When a taxpayer begins the OIC process, they shift from being “delinquent” to being “compliant” while the OIC is in force. Written explicitly in the OIC legislation is the right of the Department of Treasury to revoke the compromise if its officers believe the compromise was proffered due to falsification of records or false statements.

The State Treasurer is now obligated to establish guidelines for the new program, including a review process for rejected offers, creation of an appeals process, as well as a plan to collect the taxes.

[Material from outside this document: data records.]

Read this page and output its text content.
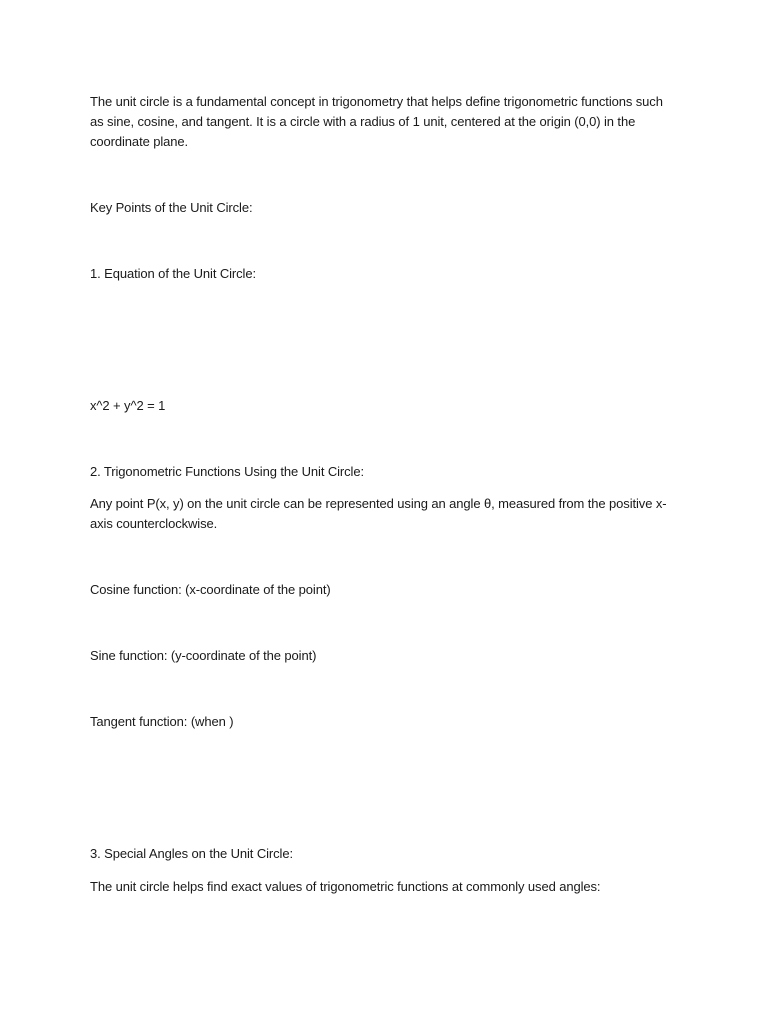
The unit circle is a fundamental concept in trigonometry that helps define trigonometric functions such as sine, cosine, and tangent. It is a circle with a radius of 1 unit, centered at the origin (0,0) in the coordinate plane.

Key Points of the Unit Circle:

1. Equation of the Unit Circle:

x^2 + y^2 = 1

2. Trigonometric Functions Using the Unit Circle:

Any point P(x, y) on the unit circle can be represented using an angle θ, measured from the positive x-axis counterclockwise.

Cosine function: (x-coordinate of the point)

Sine function: (y-coordinate of the point)

Tangent function: (when )

3. Special Angles on the Unit Circle:

The unit circle helps find exact values of trigonometric functions at commonly used angles:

The Michigan Chamber of Commerce has vociferously supported the OIC, noting that it brings in revenue to the state coffers and encourages compliance unlike other programs which don’t require exigencies.  The Chamber also hopes that this will end the use of levies against taxpayers who truly are unable to pay and have to go to extraordinary measures to have the levies released like producing an eviction notice or utility shut-off notice or worse, a bankruptcy filing (which can be difficult to afford in extreme situations).

Currently, if a taxpayer is delinquent but unable to full amount of the tax liability, they can make partial payments. One issue is that taxpayers extend the statute of limitations regarding their tax liability for each payment they make, not matter how small. This component of the current tax law is a disincentive for taxpayers to come forward, especially prior to the OIC legislation.

It is hoped that the OIC legislation will allow for a better utilization of Department of Treasury workers, as offering the compromise would use less personnel time than the discovery process involved in chasing down tax delinquents.

A taxpayer who wishes to invoke their OIC right must make application to the Department of Treasury, be accepted and agree to the specific components of the compromise.